An example of a configuration file for the cards along with Amby’s reaction when drawing it is displayed in Figure 14. When the game is over, that is, when the card is drawn and displayed, Amby informs the game about the result, that is, the card’s action. The game then executes this action and the gameplay continues. In our example, Amby sends to the game the action “Go to node: air.”

7. Summary and Conclusions

In this paper, we have presented a framework for building artificial game presenter characters with emotions, capable of delivering knowledgeable social comments, adapted to individual profiles and game progress. The framework has three major components being Game Linkage, Presenter Intelligence, and Presenter User Interface, each of them having a distinct role. Game Linkage provides the presenter with events containing player actions and game state, being practically everything that a game presenter might be interested in. The Presenter Intelligence computes the character’s actions and emotions following an enhanced version of the classical sense-think-act loop, being sense, reflect, think, adapt, and react. States reflect, think, adapt, and react utilize the corresponding sets of logic rules, describing the character’s actions and emotion transitions based on player’s profiles, their in-game action history, and the overall game progress. Finally, the Presenter User Interface component utilizes some graphic library to synchronize and deliver the decided actions. The latter includes facial animations for delivering presenter’s emotions and a wide range of multimedia for commenting purposes, being sound effects, music, images, videos, animations, text, and speech synthesis. Following our framework, we built a presenter character for a multiplayer tabletop board game and put it under evaluation with 9 users.

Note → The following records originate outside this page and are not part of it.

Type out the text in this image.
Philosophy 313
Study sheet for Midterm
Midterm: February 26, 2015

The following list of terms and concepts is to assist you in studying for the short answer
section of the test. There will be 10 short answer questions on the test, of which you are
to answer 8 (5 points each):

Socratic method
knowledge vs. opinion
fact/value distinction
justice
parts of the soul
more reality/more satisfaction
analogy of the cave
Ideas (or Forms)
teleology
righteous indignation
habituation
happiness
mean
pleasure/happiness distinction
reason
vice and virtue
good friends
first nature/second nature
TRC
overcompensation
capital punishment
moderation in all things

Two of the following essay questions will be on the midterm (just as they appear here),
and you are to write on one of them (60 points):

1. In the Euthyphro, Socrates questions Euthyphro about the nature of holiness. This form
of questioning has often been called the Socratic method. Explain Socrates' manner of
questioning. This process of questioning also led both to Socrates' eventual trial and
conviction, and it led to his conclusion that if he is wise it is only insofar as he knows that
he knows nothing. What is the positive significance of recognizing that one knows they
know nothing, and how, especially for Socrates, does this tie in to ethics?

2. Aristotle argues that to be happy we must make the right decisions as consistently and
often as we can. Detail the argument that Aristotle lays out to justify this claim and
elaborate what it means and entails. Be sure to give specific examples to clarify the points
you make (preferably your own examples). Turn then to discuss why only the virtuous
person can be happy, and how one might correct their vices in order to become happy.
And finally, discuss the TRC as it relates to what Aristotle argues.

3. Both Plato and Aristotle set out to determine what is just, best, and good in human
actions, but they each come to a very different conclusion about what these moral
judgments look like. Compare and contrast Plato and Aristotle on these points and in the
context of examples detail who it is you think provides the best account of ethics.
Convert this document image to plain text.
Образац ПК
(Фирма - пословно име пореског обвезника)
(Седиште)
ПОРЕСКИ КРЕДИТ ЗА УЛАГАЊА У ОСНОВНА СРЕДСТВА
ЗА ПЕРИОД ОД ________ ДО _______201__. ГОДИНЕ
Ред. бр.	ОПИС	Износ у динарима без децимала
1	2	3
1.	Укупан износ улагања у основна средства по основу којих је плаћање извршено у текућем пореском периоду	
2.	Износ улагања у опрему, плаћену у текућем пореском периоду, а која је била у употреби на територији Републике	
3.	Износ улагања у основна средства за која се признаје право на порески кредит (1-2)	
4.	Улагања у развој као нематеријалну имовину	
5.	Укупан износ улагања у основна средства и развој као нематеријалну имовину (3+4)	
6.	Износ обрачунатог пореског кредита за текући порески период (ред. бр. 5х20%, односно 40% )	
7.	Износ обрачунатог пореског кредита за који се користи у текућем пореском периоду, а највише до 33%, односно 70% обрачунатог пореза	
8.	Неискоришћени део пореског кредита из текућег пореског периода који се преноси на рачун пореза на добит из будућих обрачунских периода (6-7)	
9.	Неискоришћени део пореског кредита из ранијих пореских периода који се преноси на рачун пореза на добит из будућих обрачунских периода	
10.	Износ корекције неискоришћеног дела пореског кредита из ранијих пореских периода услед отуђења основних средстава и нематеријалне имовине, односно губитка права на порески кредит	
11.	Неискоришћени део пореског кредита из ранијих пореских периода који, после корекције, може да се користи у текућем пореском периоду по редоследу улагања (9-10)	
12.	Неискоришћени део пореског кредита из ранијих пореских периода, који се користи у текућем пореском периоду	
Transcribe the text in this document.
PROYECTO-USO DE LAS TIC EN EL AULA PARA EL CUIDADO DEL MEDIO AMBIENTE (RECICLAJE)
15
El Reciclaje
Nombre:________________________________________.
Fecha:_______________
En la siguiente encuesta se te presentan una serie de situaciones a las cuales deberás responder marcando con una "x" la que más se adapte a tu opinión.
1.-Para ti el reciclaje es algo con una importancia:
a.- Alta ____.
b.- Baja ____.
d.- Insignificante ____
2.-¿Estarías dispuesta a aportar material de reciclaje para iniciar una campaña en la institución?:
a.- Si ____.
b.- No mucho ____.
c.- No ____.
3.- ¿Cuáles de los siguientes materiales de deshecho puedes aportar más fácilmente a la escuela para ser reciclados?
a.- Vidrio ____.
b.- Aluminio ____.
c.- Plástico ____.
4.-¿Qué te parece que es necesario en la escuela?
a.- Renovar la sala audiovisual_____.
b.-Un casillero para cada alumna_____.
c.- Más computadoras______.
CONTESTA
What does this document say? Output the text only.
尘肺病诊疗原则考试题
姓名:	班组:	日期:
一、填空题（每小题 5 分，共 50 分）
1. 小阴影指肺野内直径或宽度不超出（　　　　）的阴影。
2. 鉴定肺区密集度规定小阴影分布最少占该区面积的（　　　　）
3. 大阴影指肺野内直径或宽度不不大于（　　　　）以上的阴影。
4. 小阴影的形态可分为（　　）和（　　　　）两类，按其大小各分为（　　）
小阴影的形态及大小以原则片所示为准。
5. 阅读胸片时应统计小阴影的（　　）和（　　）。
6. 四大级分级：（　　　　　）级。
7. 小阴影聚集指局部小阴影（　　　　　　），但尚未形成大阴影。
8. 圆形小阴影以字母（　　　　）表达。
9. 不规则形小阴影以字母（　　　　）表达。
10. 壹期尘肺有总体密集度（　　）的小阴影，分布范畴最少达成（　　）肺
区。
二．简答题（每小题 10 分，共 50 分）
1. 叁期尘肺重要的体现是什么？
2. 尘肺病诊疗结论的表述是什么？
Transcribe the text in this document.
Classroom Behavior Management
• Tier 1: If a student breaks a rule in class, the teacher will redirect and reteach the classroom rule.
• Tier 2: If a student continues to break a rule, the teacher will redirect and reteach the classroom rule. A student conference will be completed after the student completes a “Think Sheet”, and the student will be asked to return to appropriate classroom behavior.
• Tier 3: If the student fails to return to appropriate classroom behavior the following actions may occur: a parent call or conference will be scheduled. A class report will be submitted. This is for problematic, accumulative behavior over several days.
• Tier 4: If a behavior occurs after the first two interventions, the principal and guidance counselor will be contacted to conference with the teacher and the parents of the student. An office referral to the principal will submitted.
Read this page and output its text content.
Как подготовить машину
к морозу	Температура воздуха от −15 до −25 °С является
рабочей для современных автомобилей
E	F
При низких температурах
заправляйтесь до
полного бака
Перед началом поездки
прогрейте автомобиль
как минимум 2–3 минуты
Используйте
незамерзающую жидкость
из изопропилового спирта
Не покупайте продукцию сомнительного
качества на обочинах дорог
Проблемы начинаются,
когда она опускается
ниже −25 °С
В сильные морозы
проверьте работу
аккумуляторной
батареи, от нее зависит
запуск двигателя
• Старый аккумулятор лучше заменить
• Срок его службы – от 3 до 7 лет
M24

In this sense, our work demonstrates the feasibility of a generic framework for game presenters with adaptive social comments. The emphasis on the architectural split between the game input linkage, core character intelligence, and the user interface allows for the framework applicability to different kinds of games. The presented framework also enables researchers to experiment with alternative presenter behaviors, and adopting more advanced character visualization since modifications in the Presenter Intelligence component does not affect Game Linkage and user interface. Additionally, the evaluation process has concluded that the game presenter improves the overall game experience and amplifies the social interaction within multiplayer game sessions. The combination of humor together with social comments relying on personalization through player profiles and gaming history played a key role in this context. Another important element improving game experience is how comments are delivered, involving several multimedia resources such as text, images, video, animations, sound effects, music, and facial expressions. The latter is used to convey presenter emotions to players and improve the overall social interaction. In this work, we did not focus on computing the actual emotions of players, something strongly related to the affective computing field and usually deploying computer vision. We followed an alternative path of making an artificial presenter dynamically building emotions for players based on their profiles and the way they act and perform in the game. The adoption of affective computing features on top of the current implementation may further enrich the personality of our presenter; however, such extra effort was beyond the scope of the discussed work.

We believe that our framework can be a guide for game developers towards creating presenter characters for their games, encompassing emotions and adaptive social feedback. Moreover, we hope to inspire researchers to experiment with alternative presenter behaviors and appearances in several kinds of games.

Disclosure

This paper has not been published elsewhere (except in the form of an abstract or as part of a published lecture, review, or thesis) and is not currently under consideration by another journal published by Hindawi or any other publisher.